No es difícil liberar las fuerzas del inconsciente colectivo; el problema es volverlas a poner en su lugar. Nixon jugó también a esa carta, pero no de forma tan radical como Trump. Igual presenciamos su aparatosa caída.
Para comprender el fenómeno Trump debemos retraernos a la historia del subconsciente de los Estados Unidos. La sombra colectiva de esa nación está fundada en, al menos, tres realidades inhumanas y opresivas con las que nunca se ha reconciliado: en primer lugar, el genocidio de millones de personas de los pueblos indígenas originarios del continente norteamericano. Estos eran pueblos de personas de piel cobriza con costumbres y cosmologías íntimamente conectadas con la Tierra. En segundo lugar, la esclavitud, aplicada a personas de raza africana que durante tres siglos al menos permitió la expansión y el afianzamiento de la base económica de América del Norte. Mientras la esclavitud finalizó, el racismo cultural ha permanecido y ha reencarnado en todos los rincones de la campaña Trump. En tercer lugar, el uso de la bomba atómica por los Estados Unidos de América en 1945, para terminar la Segunda Guerra Mundial y someter a la nación de Japón, un país racialmente diferente.
De acuerdo a la psicología analítica, cuando un individuo o una sociedad no se enfrentan a su sombra, invariablemente la proyectan sobre el “otro”. La sombra ama el concepto de excepcionalismo por sobre todas las cosas. El gemelo de excepcionalismo, por supuesto, es el derecho.

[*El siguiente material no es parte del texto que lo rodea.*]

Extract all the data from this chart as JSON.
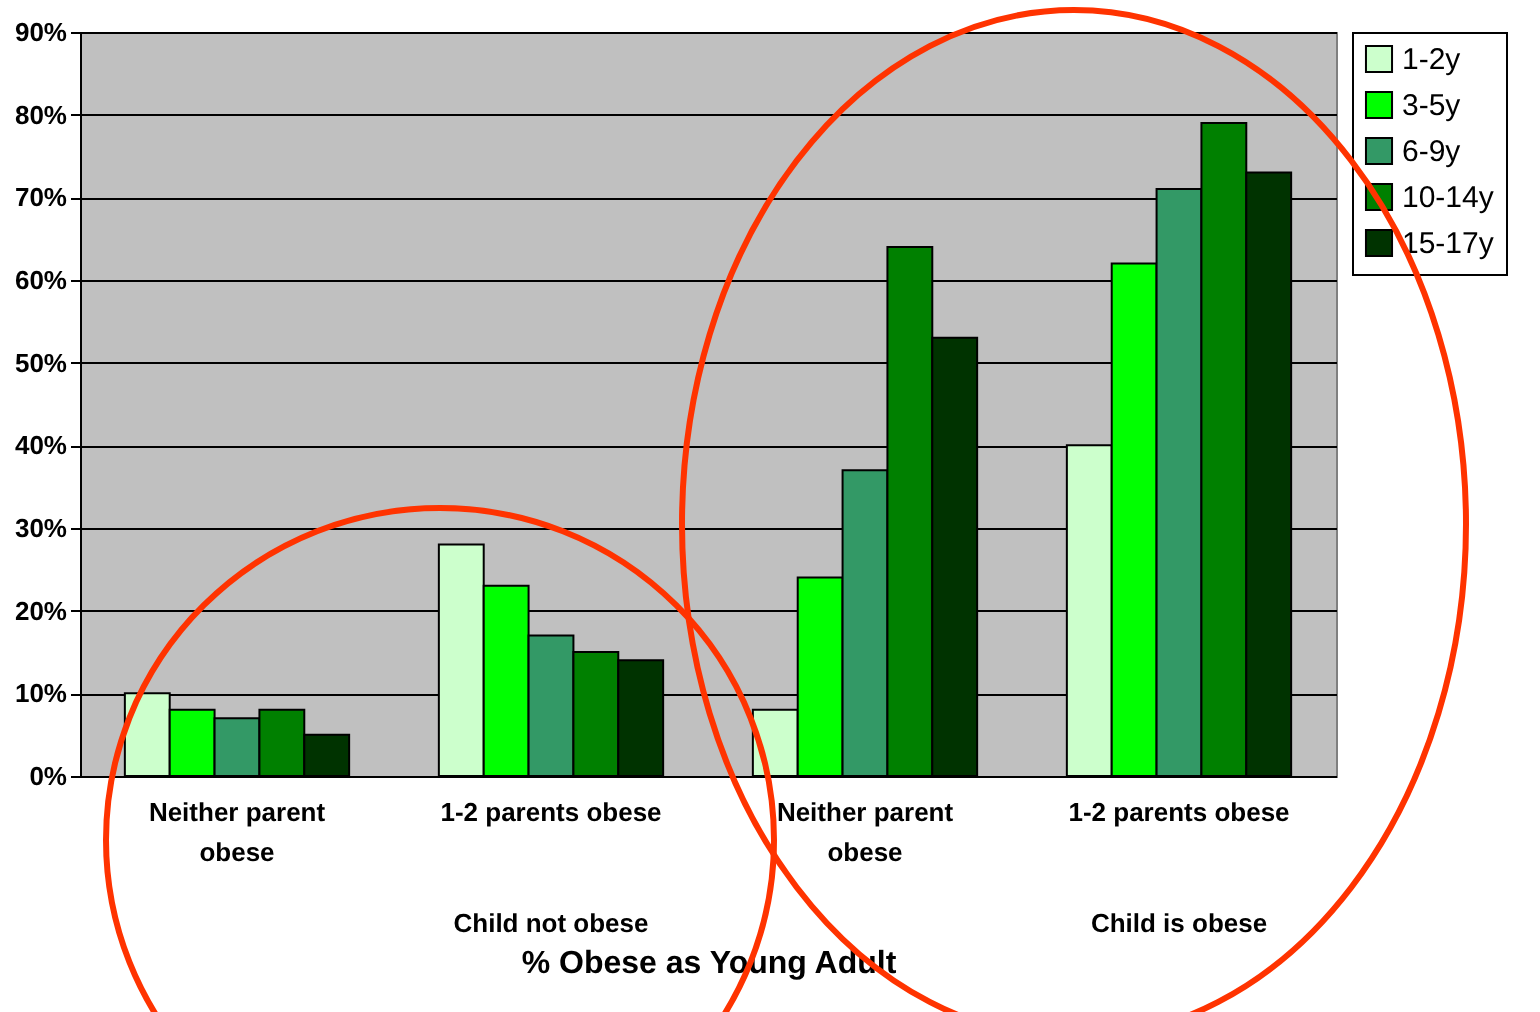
{
  "chart_data": {
    "type": "bar",
    "xlabel": "% Obese as Young Adult",
    "categories": [
      "Neither parent obese",
      "1-2 parents obese",
      "Neither parent obese",
      "1-2 parents obese"
    ],
    "annotations": [
      "Child not obese",
      "Child is obese"
    ],
    "series": [
      {
        "name": "1-2y",
        "color": "#ccffcc",
        "values": [
          10,
          28,
          8,
          40
        ]
      },
      {
        "name": "3-5y",
        "color": "#00ff00",
        "values": [
          8,
          23,
          24,
          62
        ]
      },
      {
        "name": "6-9y",
        "color": "#339966",
        "values": [
          7,
          17,
          37,
          71
        ]
      },
      {
        "name": "10-14y",
        "color": "#008000",
        "values": [
          8,
          15,
          64,
          79
        ]
      },
      {
        "name": "15-17y",
        "color": "#003300",
        "values": [
          5,
          14,
          53,
          73
        ]
      }
    ],
    "ylim": [
      0,
      90
    ],
    "yticks": [
      {
        "value": 0,
        "label": "0%"
      },
      {
        "value": 10,
        "label": "10%"
      },
      {
        "value": 20,
        "label": "20%"
      },
      {
        "value": 30,
        "label": "30%"
      },
      {
        "value": 40,
        "label": "40%"
      },
      {
        "value": 50,
        "label": "50%"
      },
      {
        "value": 60,
        "label": "60%"
      },
      {
        "value": 70,
        "label": "70%"
      },
      {
        "value": 80,
        "label": "80%"
      },
      {
        "value": 90,
        "label": "90%"
      }
    ],
    "grid": "y",
    "legend": "right"
  }
}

Tenemos derecho porque somos excepcionales. Tenemos derecho internacionalmente a extender los tentáculos del capitalismo corporativo a cada centímetro del planeta, y tenemos el derecho internacional por la “virtud” de la raza, la clase y el estatus económico, para apropiarnos de todo lo que se nos ponga por delante, así como a oprimir y dominar a todo aquel que creemos no es excepcional.
La actitud prepotente del próximo residente de la Casa Blanca está justificada por ese excepcionalismo, que invita a patear los traseros de todos los que podamos etiquetar de diferentes.
Existe el peligro de que Trump devenga en fascista en el sentido propio. A esto hay que agregarle una idea que pese a su ironía no puede ser descartada: no hay nada más peligroso que una victoria. Existe la posibilidad de que, como lo hemos visto una y otra vez en el pasado, el nuevo presidente de los Estados Unidos termine siendo víctima de sus propios demonios.